Académie Internationale de Philosophie des Sciences | |
Abbreviation: | AIPS |
Type: | INGO |
Leader Title: | President |
Leader Name: | Jure Zovko[1] |
The International Academy for Philosophy of Science, better known as the French: Académie Internationale de Philosophie des Sciences (AIPS) is an international organization located in Brussels, which promotes fundamental issues of philosophy of science in an open interdisciplinary dialogue. Its members are philosophers of science or leading experts in sciences interested in philosophical questions.
The AIPS was created in 1947 by Stanislas Dockx. Among its first members were Paul Bernays, E W Beth, Józef Maria Bocheński, Niels Bohr, Émile Borel, L. E. J. Brouwer, Louis de Broglie, Albert Einstein, Ferdinand Gonseth, E A Milne, and Hermann Weyl. In 1991, the academy was made an International Member of the International Union of History and Philosophy of Science, Division of Logic, Methodology and Philosophy of Science (IUHPS/DLMPS).[2]
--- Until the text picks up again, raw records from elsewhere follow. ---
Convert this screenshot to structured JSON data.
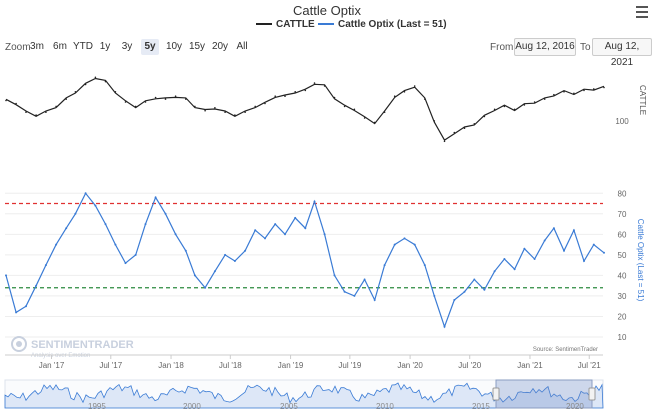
{
  "title": "Cattle Optix",
  "legend": [
    {
      "label": "CATTLE",
      "color": "#222222"
    },
    {
      "label": "Cattle Optix (Last = 51)",
      "color": "#3a7bd5"
    }
  ],
  "zoom": {
    "label": "Zoom",
    "buttons": [
      "3m",
      "6m",
      "YTD",
      "1y",
      "3y",
      "5y",
      "10y",
      "15y",
      "20y",
      "All"
    ],
    "active": "5y"
  },
  "range": {
    "from_label": "From",
    "from": "Aug 12, 2016",
    "to_label": "To",
    "to": "Aug 12, 2021"
  },
  "icons": {
    "menu": "hamburger-menu-icon"
  },
  "source": "Source: SentimenTrader",
  "watermark": {
    "brand": "SENTIMENTRADER",
    "tagline": "Analysis over Emotion"
  },
  "chart_data": [
    {
      "type": "line",
      "name": "price-panel",
      "series": [
        {
          "name": "CATTLE",
          "color": "#222222"
        }
      ],
      "x_range": [
        "2016-08-12",
        "2021-08-12"
      ],
      "ylabel": "CATTLE",
      "y_tick_labels": [
        "100"
      ],
      "points": [
        [
          "2016-08",
          114
        ],
        [
          "2016-09",
          112
        ],
        [
          "2016-10",
          106
        ],
        [
          "2016-11",
          104
        ],
        [
          "2016-12",
          106
        ],
        [
          "2017-01",
          110
        ],
        [
          "2017-02",
          115
        ],
        [
          "2017-03",
          120
        ],
        [
          "2017-04",
          125
        ],
        [
          "2017-05",
          130
        ],
        [
          "2017-06",
          127
        ],
        [
          "2017-07",
          120
        ],
        [
          "2017-08",
          113
        ],
        [
          "2017-09",
          110
        ],
        [
          "2017-10",
          113
        ],
        [
          "2017-11",
          116
        ],
        [
          "2017-12",
          115
        ],
        [
          "2018-01",
          117
        ],
        [
          "2018-02",
          115
        ],
        [
          "2018-03",
          110
        ],
        [
          "2018-04",
          107
        ],
        [
          "2018-05",
          109
        ],
        [
          "2018-06",
          106
        ],
        [
          "2018-07",
          104
        ],
        [
          "2018-08",
          106
        ],
        [
          "2018-09",
          110
        ],
        [
          "2018-10",
          112
        ],
        [
          "2018-11",
          117
        ],
        [
          "2018-12",
          117
        ],
        [
          "2019-01",
          120
        ],
        [
          "2019-02",
          121
        ],
        [
          "2019-03",
          126
        ],
        [
          "2019-04",
          124
        ],
        [
          "2019-05",
          116
        ],
        [
          "2019-06",
          110
        ],
        [
          "2019-07",
          108
        ],
        [
          "2019-08",
          102
        ],
        [
          "2019-09",
          99
        ],
        [
          "2019-10",
          106
        ],
        [
          "2019-11",
          117
        ],
        [
          "2019-12",
          120
        ],
        [
          "2020-01",
          124
        ],
        [
          "2020-02",
          115
        ],
        [
          "2020-03",
          100
        ],
        [
          "2020-04",
          86
        ],
        [
          "2020-05",
          92
        ],
        [
          "2020-06",
          95
        ],
        [
          "2020-07",
          98
        ],
        [
          "2020-08",
          103
        ],
        [
          "2020-09",
          108
        ],
        [
          "2020-10",
          110
        ],
        [
          "2020-11",
          108
        ],
        [
          "2020-12",
          111
        ],
        [
          "2021-01",
          113
        ],
        [
          "2021-02",
          115
        ],
        [
          "2021-03",
          118
        ],
        [
          "2021-04",
          120
        ],
        [
          "2021-05",
          119
        ],
        [
          "2021-06",
          121
        ],
        [
          "2021-07",
          122
        ],
        [
          "2021-08",
          123
        ]
      ]
    },
    {
      "type": "line",
      "name": "optix-panel",
      "series": [
        {
          "name": "Cattle Optix (Last = 51)",
          "color": "#3a7bd5"
        }
      ],
      "x_range": [
        "2016-08-12",
        "2021-08-12"
      ],
      "ylabel": "Cattle Optix (Last = 51)",
      "ylim": [
        10,
        80
      ],
      "y_ticks": [
        10,
        20,
        30,
        40,
        50,
        60,
        70,
        80
      ],
      "reference_lines": [
        {
          "value": 75,
          "color": "#e03131"
        },
        {
          "value": 34,
          "color": "#2b8a3e"
        }
      ],
      "points": [
        [
          "2016-08",
          40
        ],
        [
          "2016-09",
          22
        ],
        [
          "2016-10",
          25
        ],
        [
          "2016-11",
          35
        ],
        [
          "2016-12",
          45
        ],
        [
          "2017-01",
          55
        ],
        [
          "2017-02",
          63
        ],
        [
          "2017-03",
          70
        ],
        [
          "2017-04",
          80
        ],
        [
          "2017-05",
          74
        ],
        [
          "2017-06",
          65
        ],
        [
          "2017-07",
          55
        ],
        [
          "2017-08",
          46
        ],
        [
          "2017-09",
          50
        ],
        [
          "2017-10",
          65
        ],
        [
          "2017-11",
          78
        ],
        [
          "2017-12",
          70
        ],
        [
          "2018-01",
          60
        ],
        [
          "2018-02",
          52
        ],
        [
          "2018-03",
          40
        ],
        [
          "2018-04",
          34
        ],
        [
          "2018-05",
          42
        ],
        [
          "2018-06",
          50
        ],
        [
          "2018-07",
          47
        ],
        [
          "2018-08",
          52
        ],
        [
          "2018-09",
          62
        ],
        [
          "2018-10",
          58
        ],
        [
          "2018-11",
          65
        ],
        [
          "2018-12",
          60
        ],
        [
          "2019-01",
          68
        ],
        [
          "2019-02",
          63
        ],
        [
          "2019-03",
          76
        ],
        [
          "2019-04",
          60
        ],
        [
          "2019-05",
          40
        ],
        [
          "2019-06",
          32
        ],
        [
          "2019-07",
          30
        ],
        [
          "2019-08",
          38
        ],
        [
          "2019-09",
          28
        ],
        [
          "2019-10",
          45
        ],
        [
          "2019-11",
          55
        ],
        [
          "2019-12",
          58
        ],
        [
          "2020-01",
          55
        ],
        [
          "2020-02",
          45
        ],
        [
          "2020-03",
          30
        ],
        [
          "2020-04",
          15
        ],
        [
          "2020-05",
          28
        ],
        [
          "2020-06",
          32
        ],
        [
          "2020-07",
          38
        ],
        [
          "2020-08",
          33
        ],
        [
          "2020-09",
          42
        ],
        [
          "2020-10",
          48
        ],
        [
          "2020-11",
          43
        ],
        [
          "2020-12",
          53
        ],
        [
          "2021-01",
          48
        ],
        [
          "2021-02",
          57
        ],
        [
          "2021-03",
          63
        ],
        [
          "2021-04",
          52
        ],
        [
          "2021-05",
          62
        ],
        [
          "2021-06",
          47
        ],
        [
          "2021-07",
          55
        ],
        [
          "2021-08",
          51
        ]
      ]
    },
    {
      "type": "area",
      "name": "navigator",
      "series": [
        {
          "name": "Cattle Optix (Last = 51)",
          "color": "#3a7bd5"
        }
      ],
      "x_tick_labels": [
        "1995",
        "2000",
        "2005",
        "2010",
        "2015",
        "2020"
      ],
      "selection": [
        "2016-08-12",
        "2021-08-12"
      ]
    }
  ],
  "x_tick_labels": [
    "Jan '17",
    "Jul '17",
    "Jan '18",
    "Jul '18",
    "Jan '19",
    "Jul '19",
    "Jan '20",
    "Jul '20",
    "Jan '21",
    "Jul '21"
  ]
}
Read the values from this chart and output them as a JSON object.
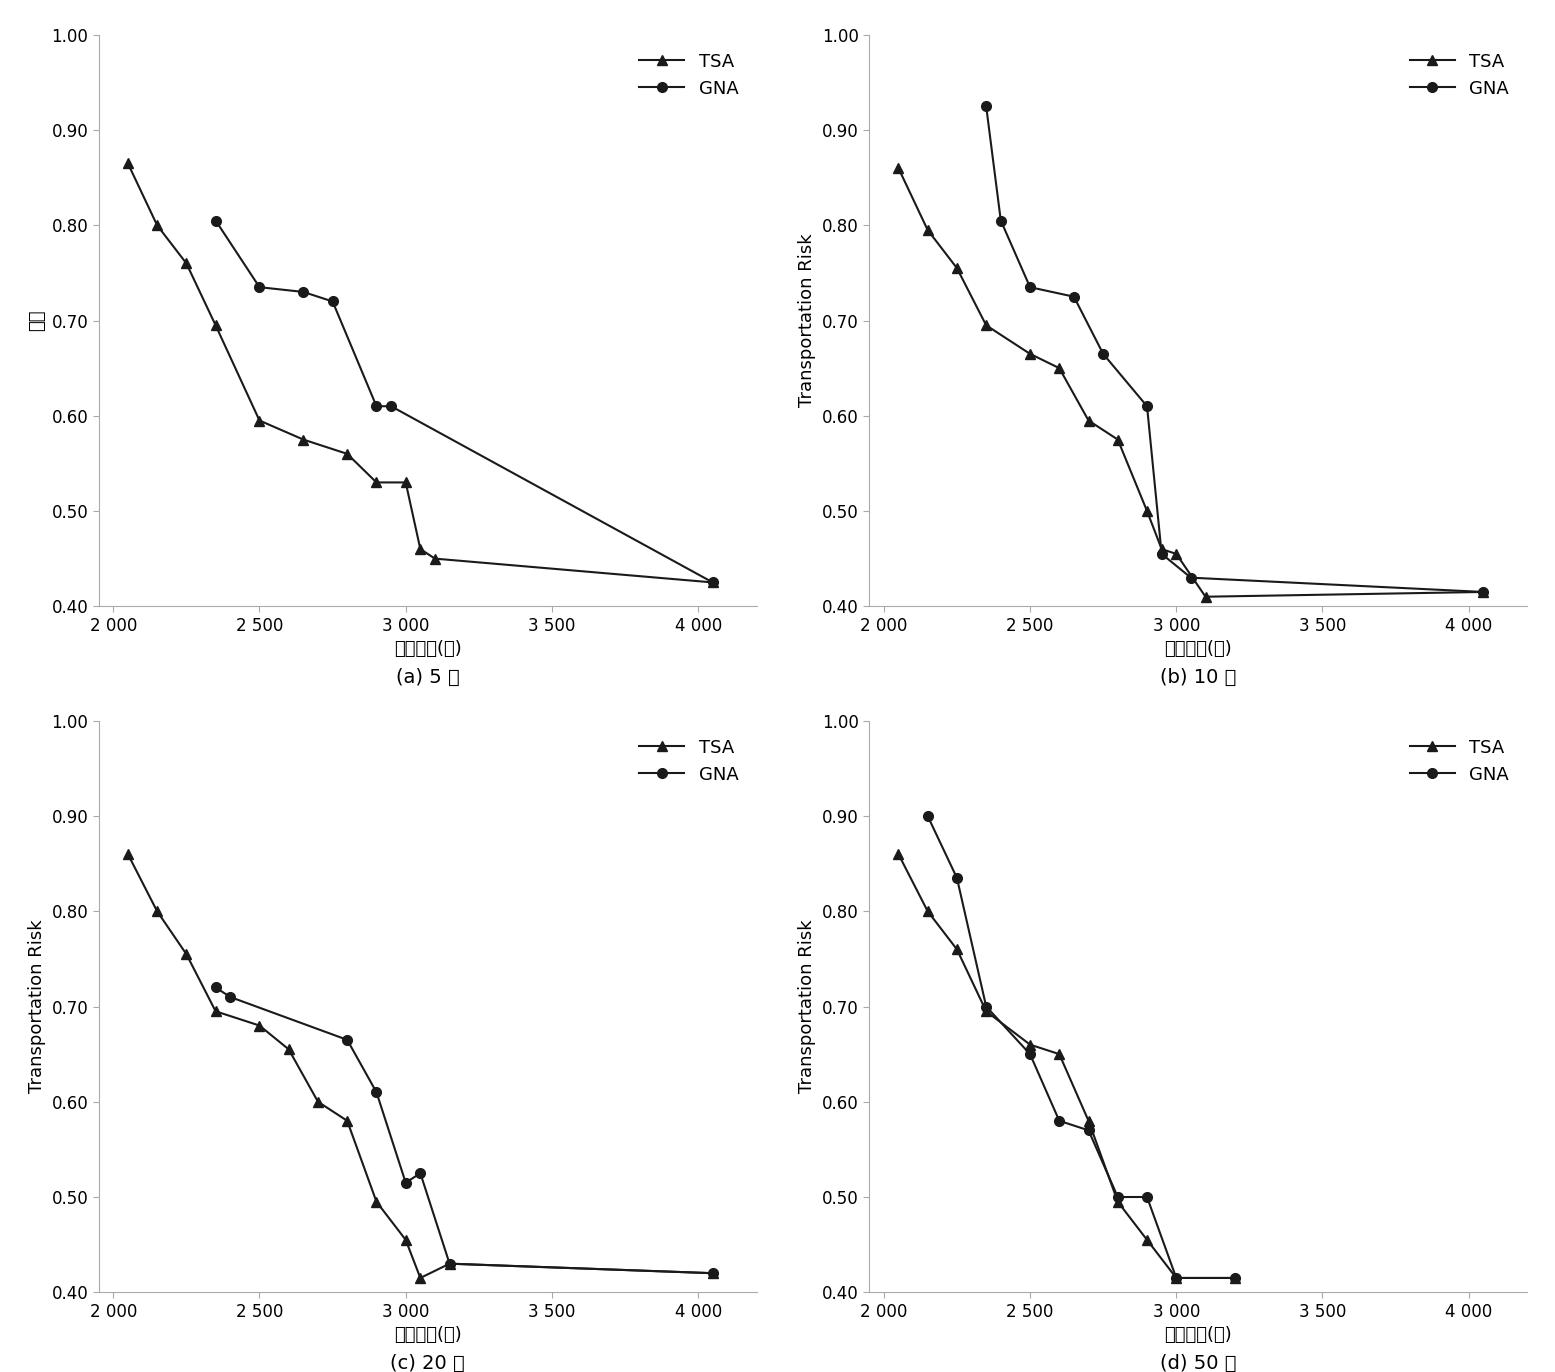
{
  "subplots": [
    {
      "title": "(a) 5 代",
      "ylabel": "风险",
      "xlabel": "运输成本(元)",
      "TSA_x": [
        2050,
        2150,
        2250,
        2350,
        2500,
        2650,
        2800,
        2900,
        3000,
        3050,
        3100,
        4050
      ],
      "TSA_y": [
        0.865,
        0.8,
        0.76,
        0.695,
        0.595,
        0.575,
        0.56,
        0.53,
        0.53,
        0.46,
        0.45,
        0.425
      ],
      "GNA_x": [
        2350,
        2500,
        2650,
        2750,
        2900,
        2950,
        4050
      ],
      "GNA_y": [
        0.805,
        0.735,
        0.73,
        0.72,
        0.61,
        0.61,
        0.425
      ]
    },
    {
      "title": "(b) 10 代",
      "ylabel": "Transportation Risk",
      "xlabel": "运输成本(元)",
      "TSA_x": [
        2050,
        2150,
        2250,
        2350,
        2500,
        2600,
        2700,
        2800,
        2900,
        2950,
        3000,
        3100,
        4050
      ],
      "TSA_y": [
        0.86,
        0.795,
        0.755,
        0.695,
        0.665,
        0.65,
        0.595,
        0.575,
        0.5,
        0.46,
        0.455,
        0.41,
        0.415
      ],
      "GNA_x": [
        2350,
        2400,
        2500,
        2650,
        2750,
        2900,
        2950,
        3050,
        4050
      ],
      "GNA_y": [
        0.925,
        0.805,
        0.735,
        0.725,
        0.665,
        0.61,
        0.455,
        0.43,
        0.415
      ]
    },
    {
      "title": "(c) 20 代",
      "ylabel": "Transportation Risk",
      "xlabel": "运输成本(元)",
      "TSA_x": [
        2050,
        2150,
        2250,
        2350,
        2500,
        2600,
        2700,
        2800,
        2900,
        3000,
        3050,
        3150,
        4050
      ],
      "TSA_y": [
        0.86,
        0.8,
        0.755,
        0.695,
        0.68,
        0.655,
        0.6,
        0.58,
        0.495,
        0.455,
        0.415,
        0.43,
        0.42
      ],
      "GNA_x": [
        2350,
        2400,
        2800,
        2900,
        3000,
        3050,
        3150,
        4050
      ],
      "GNA_y": [
        0.72,
        0.71,
        0.665,
        0.61,
        0.515,
        0.525,
        0.43,
        0.42
      ]
    },
    {
      "title": "(d) 50 代",
      "ylabel": "Transportation Risk",
      "xlabel": "运输成本(元)",
      "TSA_x": [
        2050,
        2150,
        2250,
        2350,
        2500,
        2600,
        2700,
        2800,
        2900,
        3000,
        3200
      ],
      "TSA_y": [
        0.86,
        0.8,
        0.76,
        0.695,
        0.66,
        0.65,
        0.58,
        0.495,
        0.455,
        0.415,
        0.415
      ],
      "GNA_x": [
        2150,
        2250,
        2350,
        2500,
        2600,
        2700,
        2800,
        2900,
        3000,
        3200
      ],
      "GNA_y": [
        0.9,
        0.835,
        0.7,
        0.65,
        0.58,
        0.57,
        0.5,
        0.5,
        0.415,
        0.415
      ]
    }
  ],
  "xlim": [
    1950,
    4200
  ],
  "ylim": [
    0.4,
    1.0
  ],
  "xticks": [
    2000,
    2500,
    3000,
    3500,
    4000
  ],
  "yticks": [
    0.4,
    0.5,
    0.6,
    0.7,
    0.8,
    0.9,
    1.0
  ],
  "xtick_labels": [
    "2 000",
    "2 500",
    "3 000",
    "3 500",
    "4 000"
  ],
  "ytick_labels": [
    "0.40",
    "0.50",
    "0.60",
    "0.70",
    "0.80",
    "0.90",
    "1.00"
  ],
  "line_color": "#1a1a1a",
  "TSA_marker": "^",
  "GNA_marker": "o",
  "marker_size": 7,
  "line_width": 1.5,
  "font_size_label": 13,
  "font_size_tick": 12,
  "font_size_legend": 13,
  "font_size_title": 14,
  "background_color": "#ffffff",
  "subplot_titles": [
    "(a) 5 代",
    "(b) 10 代",
    "(c) 20 代",
    "(d) 50 代"
  ]
}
The AIPS consists of full members (membres titulaires), corresponding members (membres correspondants), and emeritus members (membres émérites) who are elected at the general annual meeting on presentation of the Academic Council (Conseil Académique). The Council consists of a President, two vice-presidents, two Assessors and a Secretary General. The current President is Jure Zovko (Zadar); the list of former presidents includes Evandro Agazzi (Genoa) and Gerhard Heinzmann (Nancy). Other members of the current Council are Michel Ghins, Reinhard Kahle, Gino Tarozzi, and Marco Buzzoni.[3] Since 1949, the AIPS organises a series of annual conferences, usually in Europe with notable exceptions (New York 1977 and Lima 1989).[4]
The AIPS publishes an open access book series called Comptes Rendus de l'Académie Internationale de Philosophie des Sciences (C.R.AIPS) supported by the Institute for Logic, Language and Computation of the Universiteit van Amsterdam. The editor of the book series is Benedikt Löwe.[5]